A pomba com o ramo de oliveira
A cena do dilúvio e da arca está no centro da homilia proferida pelo Papa Bento XVI durante a Missa Crismal, em 1º de abril de 2010. Um animal, em particular, é um símbolo de paz.
Através da história da pomba com o ramo de oliveira, que anunciava o fim do dilúvio e, desse modo, a nova paz de Deus com o mundo dos homens, tanto a pomba, como o ramo de oliveira e o mesmo óleo tornaram-se símbolos da paz. Os cristãos dos primeiros séculos gostavam de ornamentar as tumbas dos seus defuntos com a coroa da vitória e o ramo de oliveira, símbolo da paz. Sabiam que Cristo venceu a morte e que os seus defuntos repousavam na paz de Cristo. Eles mesmos sabiam que Cristo os esperava, que lhes tinha prometido a paz que o mundo não é capaz de dar. Lembravam-se de que a primeira palavra do Ressuscitado aos seus discípulos fora: “A paz esteja convosco!

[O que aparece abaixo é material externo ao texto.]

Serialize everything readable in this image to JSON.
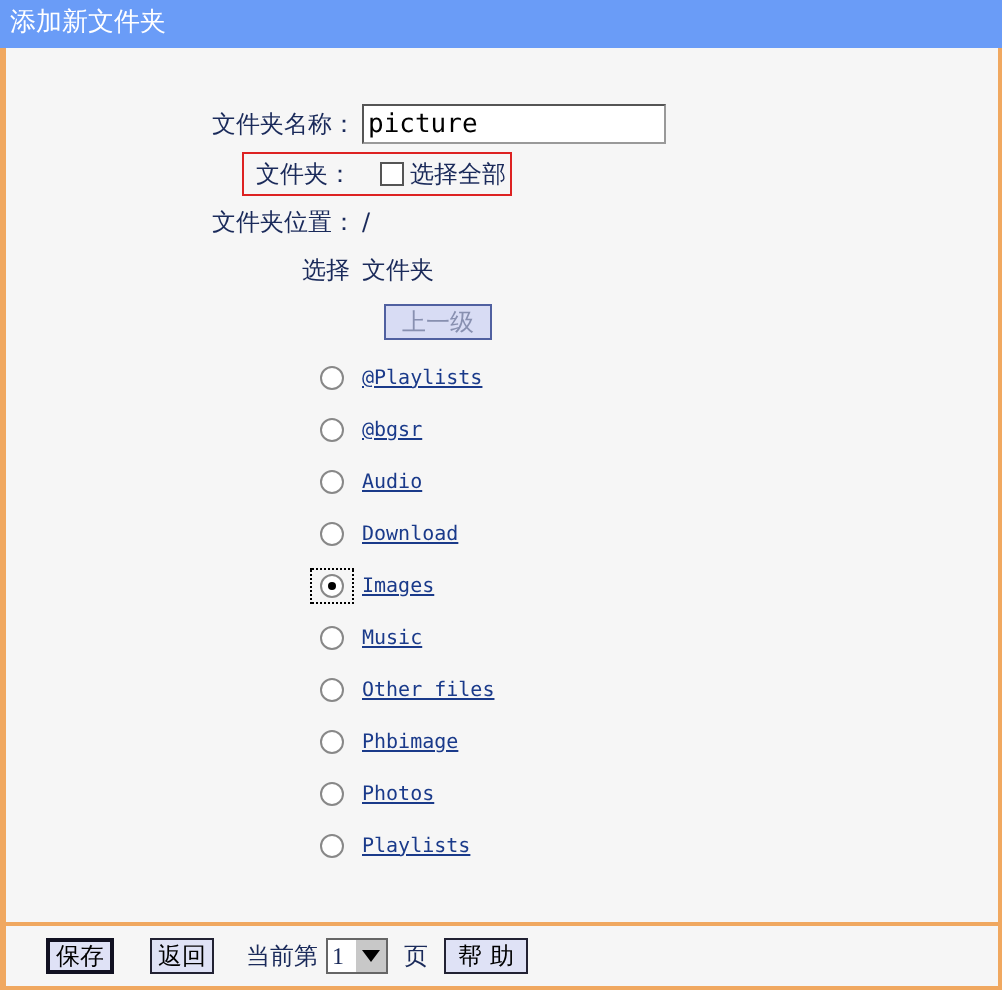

Na sua entrada na Cidade Santa, poucos dias antes da sua própria Páscoa, Jesus não cavalga um cavalo, mas um humilde jumento: como se lê nos Evangelhos, "é o rei da paz, é aquele que vem trazer a paz". Esta cena evangélica se liga a uma outra imagem: a do Bom Pastor que carrega nos ombros a ovelha perdida. Mesmo que nos percamos, Jesus vem nos procurar. E nos toma nos braços, como fez com aquela ovelhinha.